Here's a low-resolution overview map of the challenging area from the 2014 North Central LRT Corridor Study Appendix E
1734556395978.png
 

Attachments

  • app_e.pdf
    4.3 MB · Views: 2
The NC corridor already has a large number of buses running through it during work days. That is where LRT should have gone.
An earlier report said it didn't need to happen today, because there are multiple corridors to share that load. And it can't, it isn't ready, and it shouldn't. If the greenline doesn't start construction the federal money goes away and DOESN'T COME BACK EVER.

If the current segment gets under construction, we can use the following decade of funding to build incremental on top of whatever is funded based on the 2014-2027 money. If we wait, all of the greenline 2014-2027 just reduces the federal deficit a little bit.
 
Last edited:
An earlier report said it didn't need to happen today, because there are multiple corridors to share that load. And it can't, it isn't ready, and it shouldn't. If the greenline doesn't start construction the federal money goes away and DOESN'T COME BACK EVER.

If the current segment gets under construction, we can use the following decade of funding to build incremental on top of whatever is funded based on the 2014-2027 money. If we wait, all of the greenline 2014-2027 just reduces the federal deficit a little bit.
I wonder if 4th-Shepard is enough to unlock the federal funding?
 
I wonder if 4th-Shepard is enough to unlock the federal funding?
I think the feds will take any win in Calgary they can get. Under a new leader Calgary Centre (and others i.e. Chahal's riding) is something they can tell themselves is a winnable riding (it isn't).

So judging by what they did to council. It'll be out at 10PM.
 
I think the feds will take any win in Calgary they can get. Under a new leader Calgary Centre (and others i.e. Chahal's riding) is something they can tell themselves is a winnable riding (it isn't).

So judging by what they did to council. It'll be out at 10PM.
I've wondered about this before and haven't been able to find precise details as its confusing because the feds keep re-announcing the same Public Transit Fund idea, but I'm not sure that it actually has to go through politicians at this point. I think it just needs to pass a certain score card for the bureaucrats. I suppose if it fails, then maybe the minister could step in? I can't imagine they'd spare much attention while their house is burning down, though.
 
4th to Shepard isn't a line built on future hope. Unless we become an actual broken country it will be added on to. There's a chance here to save all the furniture. Ironically it will take courage to do less even though it is the more prudent thing.
We have an answer to why this isn't viable. Shepard to 4th St SE doesn't even generate half of the ridership of Shepard to 7th and 2nd.
1734565708762.png

Which similar generates barely any travel time savings (less than 1% compared to 7th and 2nd).
1734565816623.png
 
Only skimmed a bit so far, but I'm pretty impressed with how open and creative they were. Even the idea I've suggested before to interline the red line underpass tunnel (Option 7)

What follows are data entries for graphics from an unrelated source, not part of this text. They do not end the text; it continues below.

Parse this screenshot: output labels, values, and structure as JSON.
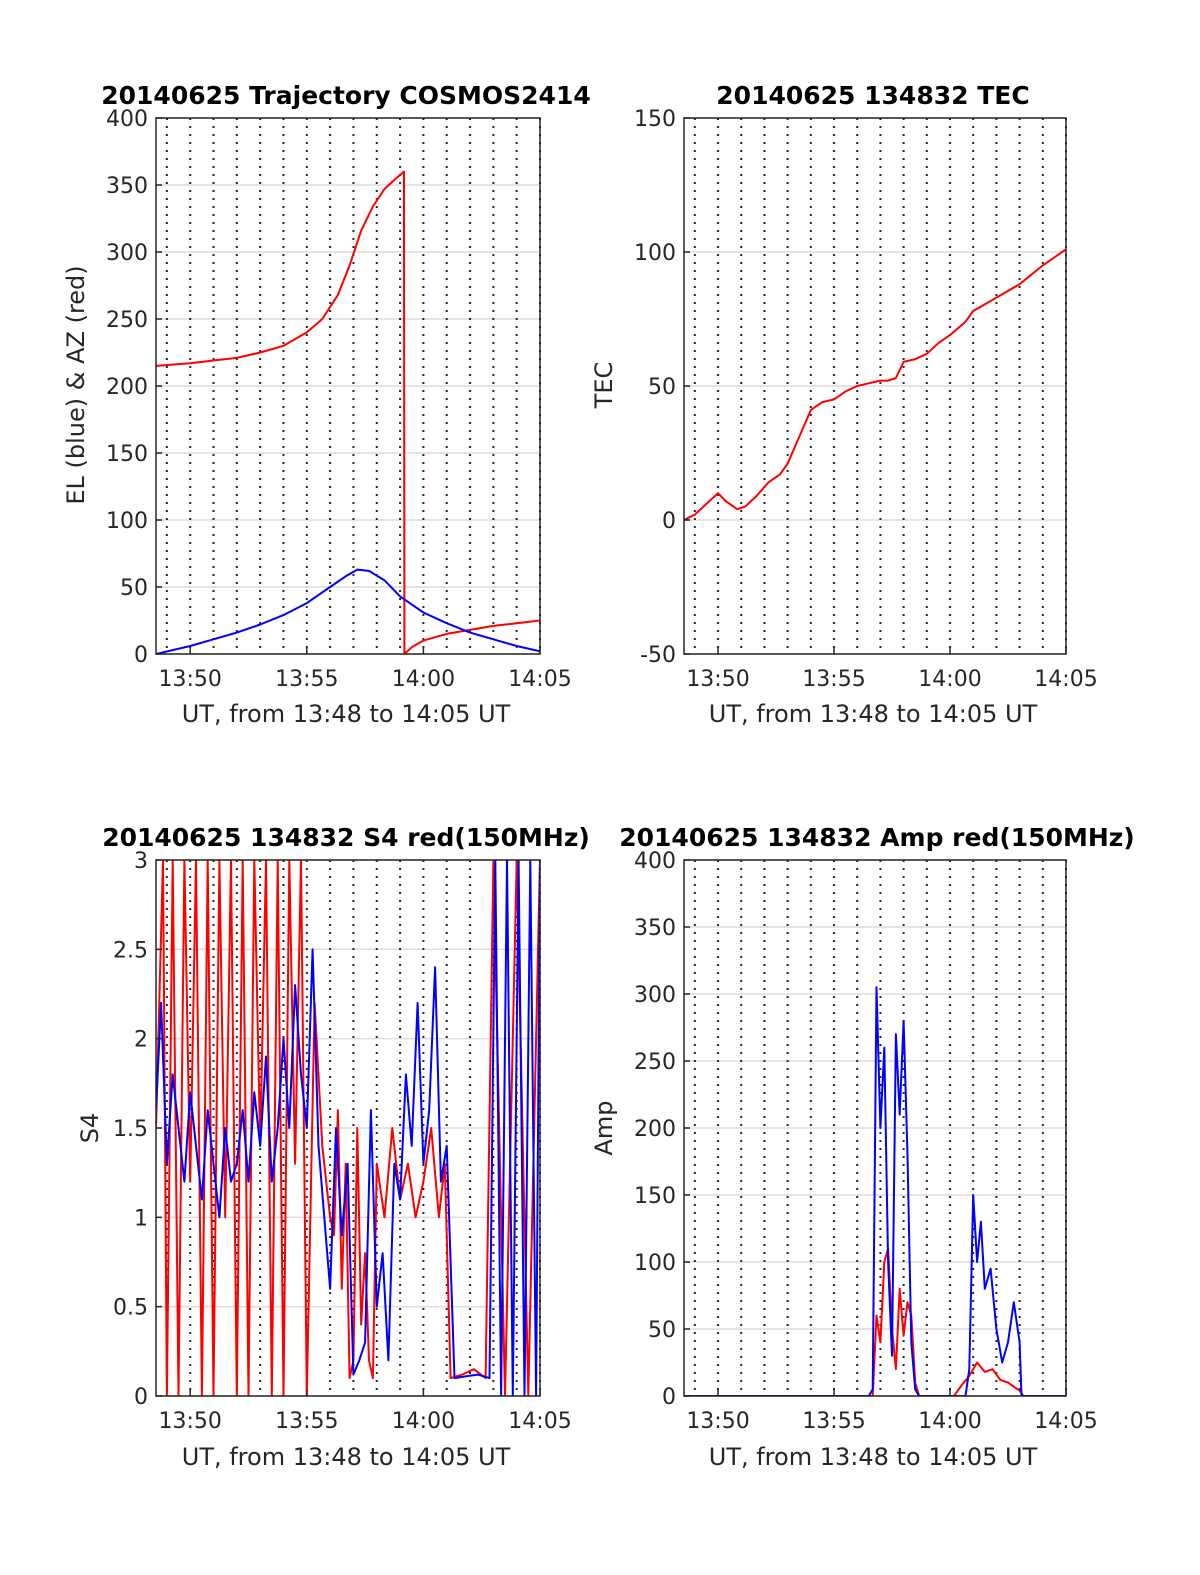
{
  "colors": {
    "red_series": "#ff0000",
    "blue_series": "#0000ff",
    "axes": "#262626",
    "hgrid": "#dcdcdc",
    "vgrid": "#262626",
    "background": "#ffffff"
  },
  "chart_data": [
    {
      "type": "line",
      "title": "20140625 Trajectory COSMOS2414",
      "xlabel": "UT, from 13:48 to 14:05 UT",
      "ylabel": "EL (blue) & AZ (red)",
      "xlim": [
        "13:48:32",
        "14:05:00"
      ],
      "ylim": [
        0,
        400
      ],
      "xticks": [
        "13:50",
        "13:55",
        "14:00",
        "14:05"
      ],
      "yticks": [
        "0",
        "50",
        "100",
        "150",
        "200",
        "250",
        "300",
        "350",
        "400"
      ],
      "grid": "horizontal solid, vertical dotted each minute",
      "series": [
        {
          "color": "red",
          "label": "AZ",
          "x": [
            "13:48:32",
            "13:50:00",
            "13:51:00",
            "13:52:00",
            "13:53:00",
            "13:54:00",
            "13:55:00",
            "13:55:40",
            "13:56:20",
            "13:56:50",
            "13:57:20",
            "13:57:50",
            "13:58:20",
            "13:58:50",
            "13:59:10",
            "13:59:11",
            "13:59:30",
            "14:00:00",
            "14:01:00",
            "14:02:00",
            "14:03:00",
            "14:04:00",
            "14:05:00"
          ],
          "y": [
            215,
            217,
            219,
            221,
            225,
            230,
            240,
            250,
            268,
            290,
            316,
            334,
            347,
            355,
            360,
            0,
            5,
            10,
            15,
            18,
            21,
            23,
            25
          ]
        },
        {
          "color": "blue",
          "label": "EL",
          "x": [
            "13:48:32",
            "13:50:00",
            "13:51:00",
            "13:52:00",
            "13:53:00",
            "13:54:00",
            "13:55:00",
            "13:56:00",
            "13:56:40",
            "13:57:10",
            "13:57:40",
            "13:58:20",
            "13:59:00",
            "14:00:00",
            "14:01:00",
            "14:02:00",
            "14:03:00",
            "14:04:00",
            "14:05:00"
          ],
          "y": [
            0,
            6,
            11,
            16,
            22,
            29,
            38,
            50,
            58,
            63,
            62,
            55,
            43,
            31,
            23,
            16,
            11,
            6,
            2
          ]
        }
      ]
    },
    {
      "type": "line",
      "title": "20140625 134832 TEC",
      "xlabel": "UT, from 13:48 to 14:05 UT",
      "ylabel": "TEC",
      "xlim": [
        "13:48:32",
        "14:05:00"
      ],
      "ylim": [
        -50,
        150
      ],
      "xticks": [
        "13:50",
        "13:55",
        "14:00",
        "14:05"
      ],
      "yticks": [
        "-50",
        "0",
        "50",
        "100",
        "150"
      ],
      "grid": "horizontal solid, vertical dotted each minute",
      "series": [
        {
          "color": "red",
          "label": "TEC",
          "x": [
            "13:48:32",
            "13:49:00",
            "13:49:30",
            "13:50:00",
            "13:50:20",
            "13:50:50",
            "13:51:10",
            "13:51:40",
            "13:52:10",
            "13:52:40",
            "13:53:00",
            "13:53:30",
            "13:54:00",
            "13:54:30",
            "13:55:00",
            "13:55:30",
            "13:56:00",
            "13:56:30",
            "13:57:00",
            "13:57:20",
            "13:57:40",
            "13:58:00",
            "13:58:30",
            "13:59:00",
            "13:59:30",
            "14:00:00",
            "14:00:40",
            "14:01:00",
            "14:02:00",
            "14:03:00",
            "14:04:00",
            "14:05:00"
          ],
          "y": [
            0,
            2,
            6,
            10,
            7,
            4,
            5,
            9,
            14,
            17,
            21,
            31,
            41,
            44,
            45,
            48,
            50,
            51,
            52,
            52,
            53,
            59,
            60,
            62,
            66,
            69,
            74,
            78,
            83,
            88,
            95,
            101
          ]
        }
      ]
    },
    {
      "type": "line",
      "title": "20140625 134832 S4 red(150MHz)",
      "xlabel": "UT, from 13:48 to 14:05 UT",
      "ylabel": "S4",
      "xlim": [
        "13:48:32",
        "14:05:00"
      ],
      "ylim": [
        0,
        3
      ],
      "xticks": [
        "13:50",
        "13:55",
        "14:00",
        "14:05"
      ],
      "yticks": [
        "0",
        "0.5",
        "1",
        "1.5",
        "2",
        "2.5",
        "3"
      ],
      "grid": "horizontal solid, vertical dotted each minute",
      "series": [
        {
          "color": "red",
          "label": "S4 red",
          "x": [
            "13:48:32",
            "13:48:50",
            "13:49:00",
            "13:49:15",
            "13:49:30",
            "13:49:45",
            "13:50:00",
            "13:50:15",
            "13:50:30",
            "13:50:45",
            "13:51:00",
            "13:51:15",
            "13:51:30",
            "13:51:45",
            "13:52:00",
            "13:52:15",
            "13:52:30",
            "13:52:45",
            "13:53:00",
            "13:53:15",
            "13:53:30",
            "13:53:45",
            "13:54:00",
            "13:54:15",
            "13:54:30",
            "13:54:45",
            "13:55:00",
            "13:55:20",
            "13:55:40",
            "13:56:00",
            "13:56:10",
            "13:56:20",
            "13:56:30",
            "13:56:40",
            "13:56:50",
            "13:57:00",
            "13:57:10",
            "13:57:20",
            "13:57:30",
            "13:57:40",
            "13:57:50",
            "13:58:00",
            "13:58:20",
            "13:58:40",
            "13:59:00",
            "13:59:20",
            "13:59:40",
            "14:00:00",
            "14:00:20",
            "14:00:40",
            "14:00:55",
            "14:01:10",
            "14:01:40",
            "14:02:10",
            "14:02:40",
            "14:03:00",
            "14:03:30",
            "14:04:00",
            "14:04:30",
            "14:05:00"
          ],
          "y": [
            1.5,
            3.0,
            0.0,
            3.0,
            0.0,
            3.0,
            1.2,
            3.0,
            0.0,
            3.0,
            0.0,
            3.0,
            1.0,
            3.0,
            0.0,
            3.0,
            0.0,
            3.0,
            1.4,
            3.0,
            0.0,
            3.0,
            0.0,
            3.0,
            1.3,
            3.0,
            0.0,
            2.2,
            1.4,
            1.0,
            0.9,
            1.6,
            0.6,
            1.3,
            0.1,
            0.2,
            1.5,
            0.4,
            0.8,
            0.2,
            0.1,
            1.3,
            1.0,
            1.5,
            1.1,
            1.3,
            1.0,
            1.2,
            1.5,
            1.0,
            1.3,
            0.1,
            0.12,
            0.15,
            0.1,
            3.0,
            0.0,
            3.0,
            0.0,
            3.0
          ]
        },
        {
          "color": "blue",
          "label": "S4 blue",
          "x": [
            "13:48:32",
            "13:48:45",
            "13:49:00",
            "13:49:15",
            "13:49:30",
            "13:49:45",
            "13:50:00",
            "13:50:15",
            "13:50:30",
            "13:50:45",
            "13:51:00",
            "13:51:15",
            "13:51:30",
            "13:51:45",
            "13:52:00",
            "13:52:15",
            "13:52:30",
            "13:52:45",
            "13:53:00",
            "13:53:15",
            "13:53:30",
            "13:53:45",
            "13:54:00",
            "13:54:15",
            "13:54:30",
            "13:54:45",
            "13:55:00",
            "13:55:15",
            "13:55:30",
            "13:55:45",
            "13:56:00",
            "13:56:15",
            "13:56:30",
            "13:56:45",
            "13:57:00",
            "13:57:15",
            "13:57:30",
            "13:57:45",
            "13:58:00",
            "13:58:15",
            "13:58:30",
            "13:58:45",
            "13:59:00",
            "13:59:15",
            "13:59:30",
            "13:59:45",
            "14:00:00",
            "14:00:15",
            "14:00:30",
            "14:00:45",
            "14:01:00",
            "14:01:20",
            "14:01:50",
            "14:02:20",
            "14:02:50",
            "14:03:05",
            "14:03:20",
            "14:03:35",
            "14:03:50",
            "14:04:05",
            "14:04:20",
            "14:04:35",
            "14:04:50",
            "14:05:00"
          ],
          "y": [
            1.6,
            2.2,
            1.3,
            1.8,
            1.5,
            1.2,
            1.7,
            1.4,
            1.1,
            1.6,
            1.3,
            1.0,
            1.5,
            1.2,
            1.3,
            1.6,
            1.2,
            1.7,
            1.4,
            1.9,
            1.2,
            1.5,
            2.0,
            1.5,
            2.3,
            1.8,
            1.5,
            2.5,
            1.4,
            1.0,
            0.6,
            1.5,
            0.9,
            1.3,
            0.12,
            0.2,
            0.3,
            1.6,
            0.5,
            0.8,
            0.2,
            1.3,
            1.1,
            1.8,
            1.4,
            2.2,
            1.3,
            1.6,
            2.4,
            1.2,
            1.4,
            0.1,
            0.11,
            0.12,
            0.1,
            3.0,
            0.0,
            3.0,
            0.0,
            3.0,
            0.0,
            3.0,
            0.0,
            3.0
          ]
        }
      ]
    },
    {
      "type": "line",
      "title": "20140625 134832 Amp red(150MHz)",
      "xlabel": "UT, from 13:48 to 14:05 UT",
      "ylabel": "Amp",
      "xlim": [
        "13:48:32",
        "14:05:00"
      ],
      "ylim": [
        0,
        400
      ],
      "xticks": [
        "13:50",
        "13:55",
        "14:00",
        "14:05"
      ],
      "yticks": [
        "0",
        "50",
        "100",
        "150",
        "200",
        "250",
        "300",
        "350",
        "400"
      ],
      "grid": "horizontal solid, vertical dotted each minute",
      "series": [
        {
          "color": "red",
          "label": "Amp red",
          "x": [
            "13:48:32",
            "13:56:40",
            "13:56:50",
            "13:57:00",
            "13:57:10",
            "13:57:20",
            "13:57:30",
            "13:57:40",
            "13:57:50",
            "13:58:00",
            "13:58:10",
            "13:58:20",
            "13:58:30",
            "13:58:40",
            "14:00:10",
            "14:00:30",
            "14:00:50",
            "14:01:10",
            "14:01:30",
            "14:01:50",
            "14:02:10",
            "14:02:30",
            "14:02:50",
            "14:03:00",
            "14:03:10",
            "14:05:00"
          ],
          "y": [
            0,
            0,
            60,
            40,
            100,
            110,
            50,
            20,
            80,
            45,
            70,
            60,
            10,
            0,
            0,
            8,
            15,
            25,
            18,
            20,
            12,
            10,
            6,
            4,
            0,
            0
          ]
        },
        {
          "color": "blue",
          "label": "Amp blue",
          "x": [
            "13:48:32",
            "13:56:30",
            "13:56:40",
            "13:56:50",
            "13:57:00",
            "13:57:10",
            "13:57:20",
            "13:57:30",
            "13:57:40",
            "13:57:50",
            "13:58:00",
            "13:58:10",
            "13:58:20",
            "13:58:30",
            "13:58:40",
            "14:00:40",
            "14:00:50",
            "14:01:00",
            "14:01:10",
            "14:01:20",
            "14:01:30",
            "14:01:45",
            "14:02:00",
            "14:02:15",
            "14:02:30",
            "14:02:45",
            "14:03:00",
            "14:03:05",
            "14:05:00"
          ],
          "y": [
            0,
            0,
            5,
            305,
            200,
            260,
            100,
            30,
            270,
            210,
            280,
            180,
            40,
            5,
            0,
            0,
            20,
            150,
            100,
            130,
            80,
            95,
            50,
            25,
            40,
            70,
            40,
            0,
            0
          ]
        }
      ]
    }
  ]
}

Screenshot 2024-12-18 at 5.07.07 PM.png
 
We now know why AECOM thinks the two level Plus 15 needs to be removed. 1) the station spans from 6th Ave to south of 7th. Moving the station south removes this conflict. 2) the station has a full length mezzanine. 3) I think they may have made an error, on which Plus 15 has a Plus 30, labeling the one with a roof peak as a plus 30 (where the station is), but missing the one between 7th and 8th.